O nedir?.. Şeytanın bir aldatmacası ve oyunudur. O oyuna gelmemek, bu titizlikte olmak lâzım! Yâni evradından, ezkârından, günlük dervişlik vazifelerinden hiç bir şeyi kaçırmamaya çok dikkat etmek lâzım!..


f. Uzletin Faydası

427

٦- سمعت ابا بكر محمد بن عبد الله بن شادان الراز يَّ، يقول: سـمـعت اب ا عمر الأماط ي، يقول: سـمـعت الجـنـيد، يقول: سمـعت

السريَّ، يقول: من أراد أن يسلم دينه، و يستريح قـلـبـه و بدنه،

ويقلَّ غمُّه؛ فليعتزل الناس، لأنَّ هذا زمان عُزلة ووِحدة .


TS. 50/6 (Semi’tü ebâ bekrin muhammede’bne abdi’llâhi'bni şâzân er-râziyye, yekùlü: Semi’tü ebâ umere’l-enmâti, yekúl: Semi’tü’l-cüneyd, yekúl) Başka bir rivâyet zincirinde yine Cüneyd’e geldi. (Semi’tü’s-seriyye yekúl) “Duydum ki dayım Seriyy-i Sakati şöyle diyordu, şöyle dediğini duydum:

(Men erâde en yesleme dînuhû, ve yesterîha kalbühû ve bedenühû, ve yekılle gammuhû, felya’tezili’n-nâse li-enne házâ zamânü uzletin ve vihdeh.)

Buyurmuş ki Seriy Hazretleri:

(Men erâde en yesleme dînühû) "Dininin selâmette olmasını kim istiyorsa; (ve yesterîha kalbühû) ve kalbinin rahat olmasını, istirahatte olmasını kim istiyorsa; (ve bedenühû) vücudu ve kalbi, yâni bedeni ve gönlünün rahat olmasını kim istiyorsa; (ve yekılle gammühû) gamının üzüntüsünün, tasasının da az olmasını kim istiyorsa (felya’tezili’n-nâs) insanlardan uzlete çekilsin, ayrılsın! (Li-enne házâ zamânü uzletin ve vihdetin) Çünkü bu zaman uzlet zamanıdır, tek başına durma zamanıdır." demiş o zaman için, kendi zamanı için.

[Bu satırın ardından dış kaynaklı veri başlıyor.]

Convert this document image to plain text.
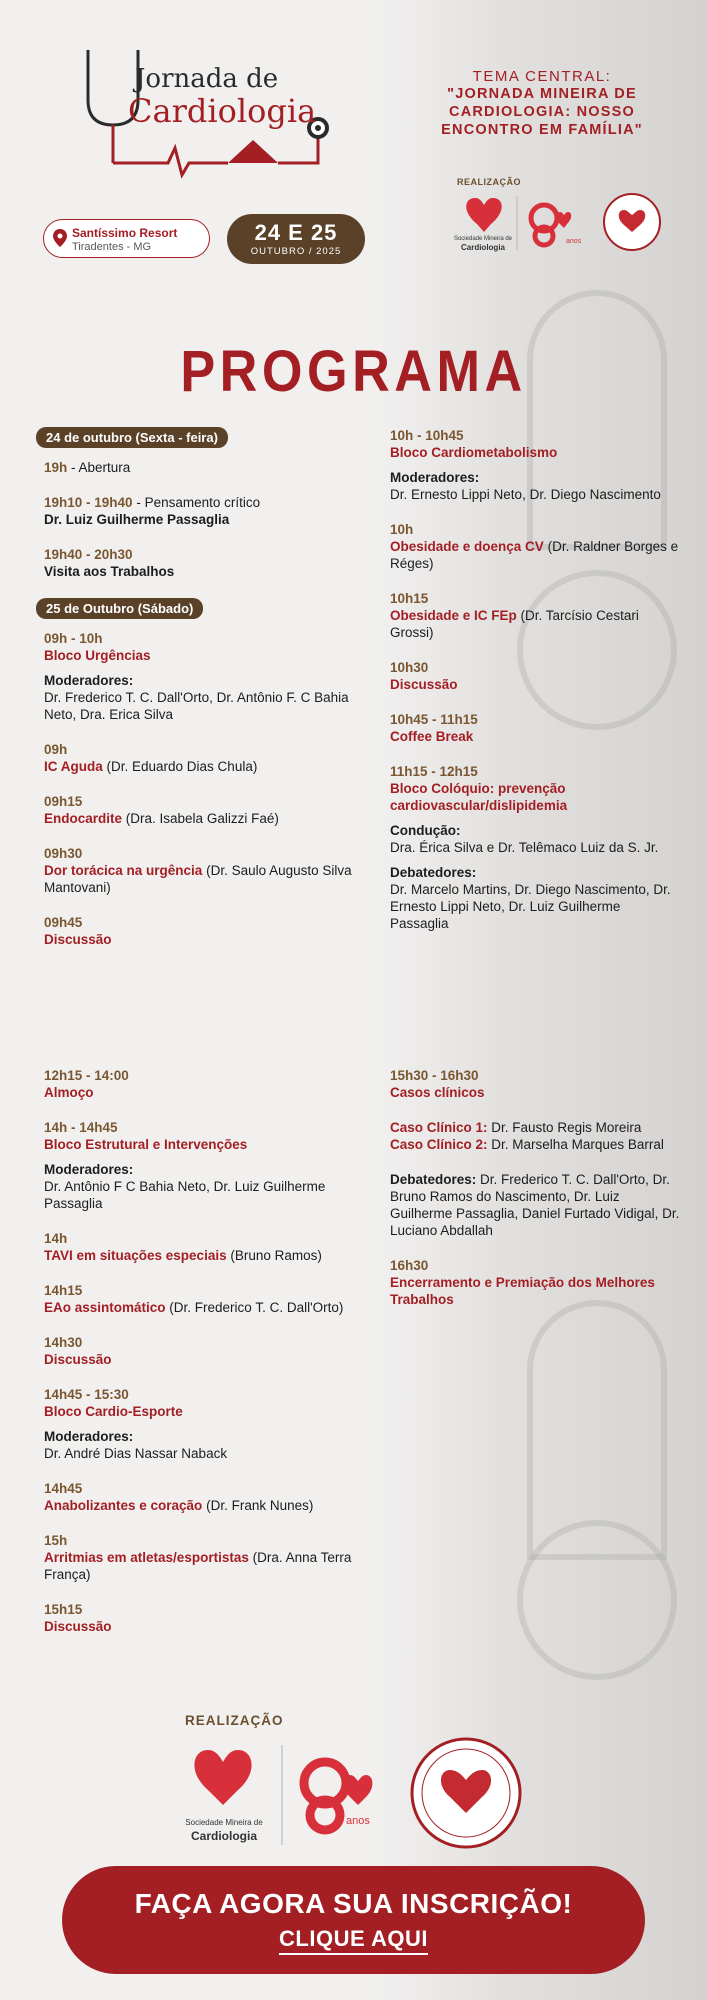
Jornada de
Cardiologia
TEMA CENTRAL:
"JORNADA MINEIRA DE CARDIOLOGIA: NOSSO ENCONTRO EM FAMÍLIA"
REALIZAÇÃO
Sociedade Mineira de
Cardiologia
anos
Santíssimo Resort
Tiradentes - MG
24 E 25
OUTUBRO / 2025
PROGRAMA
24 de outubro (Sexta - feira)
19h - Abertura
19h10 - 19h40 - Pensamento crítico
Dr. Luiz Guilherme Passaglia
19h40 - 20h30
Visita aos Trabalhos
25 de Outubro (Sábado)
09h - 10h
Bloco Urgências
Moderadores:
Dr. Frederico T. C. Dall'Orto, Dr. Antônio F. C Bahia Neto, Dra. Erica Silva
09h
IC Aguda (Dr. Eduardo Dias Chula)
09h15
Endocardite (Dra. Isabela Galizzi Faé)
09h30
Dor torácica na urgência (Dr. Saulo Augusto Silva Mantovani)
09h45
Discussão
10h - 10h45
Bloco Cardiometabolismo
Moderadores:
Dr. Ernesto Lippi Neto, Dr. Diego Nascimento
10h
Obesidade e doença CV (Dr. Raldner Borges e Réges)
10h15
Obesidade e IC FEp (Dr. Tarcísio Cestari Grossi)
10h30
Discussão
10h45 - 11h15
Coffee Break
11h15 - 12h15
Bloco Colóquio: prevenção cardiovascular/dislipidemia
Condução:
Dra. Érica Silva e Dr. Telêmaco Luiz da S. Jr.
Debatedores:
Dr. Marcelo Martins, Dr. Diego Nascimento, Dr. Ernesto Lippi Neto, Dr. Luiz Guilherme Passaglia
12h15 - 14:00
Almoço
14h - 14h45
Bloco Estrutural e Intervenções
Moderadores:
Dr. Antônio F C Bahia Neto, Dr. Luiz Guilherme Passaglia
14h
TAVI em situações especiais (Bruno Ramos)
14h15
EAo assintomático (Dr. Frederico T. C. Dall'Orto)
14h30
Discussão
14h45 - 15:30
Bloco Cardio-Esporte
Moderadores:
Dr. André Dias Nassar Naback
14h45
Anabolizantes e coração (Dr. Frank Nunes)
15h
Arritmias em atletas/esportistas (Dra. Anna Terra França)
15h15
Discussão
15h30 - 16h30
Casos clínicos
Caso Clínico 1: Dr. Fausto Regis Moreira
Caso Clínico 2: Dr. Marselha Marques Barral
Debatedores: Dr. Frederico T. C. Dall'Orto, Dr. Bruno Ramos do Nascimento, Dr. Luiz Guilherme Passaglia, Daniel Furtado Vidigal, Dr. Luciano Abdallah
16h30
Encerramento e Premiação dos Melhores Trabalhos
REALIZAÇÃO
Sociedade Mineira de
Cardiologia
anos
FAÇA AGORA SUA INSCRIÇÃO!
CLIQUE AQUI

O zaman insanlara karışma zamanı değildi, çünkü insanlar dini bakımdan zayıflamışlar, konuşuldu mu, sohbet edildi mi, insanın başına günahlar yağar. En iyisi uzlete çekilip ibadet etmek, tek başına durmak... Zaman o zamandır demiş. “Kim dini selâmette olsun, kalbi ve bedeni yâni gönlü ve vücudu müsterih olsun, gamı az olsun istiyorsa, olsun diye arzusu varsa, onu temennî ediyorsa insanlardan ayrılsın, çünkü bu zaman uzlet, tek başına kalma zamanıdır.” demiş.

428

Tabii bu zât 251’de vefat etmişti. İşte tabii 130 senesinde Emeviler yıkıldı, ondan sonra Abbasiler başa geçti. Tabii saltanat, fitneler, çeşitli fırkalar, fırkaların birbirleriyle çekişmesi, rafızîler, İranlılar, zerdüştîler, zındıklar, bozuk, sapık fırkalar, onların şeyleri... Belki o zaman böyle bir hayli mücadeleli zaman olmuş olabilir.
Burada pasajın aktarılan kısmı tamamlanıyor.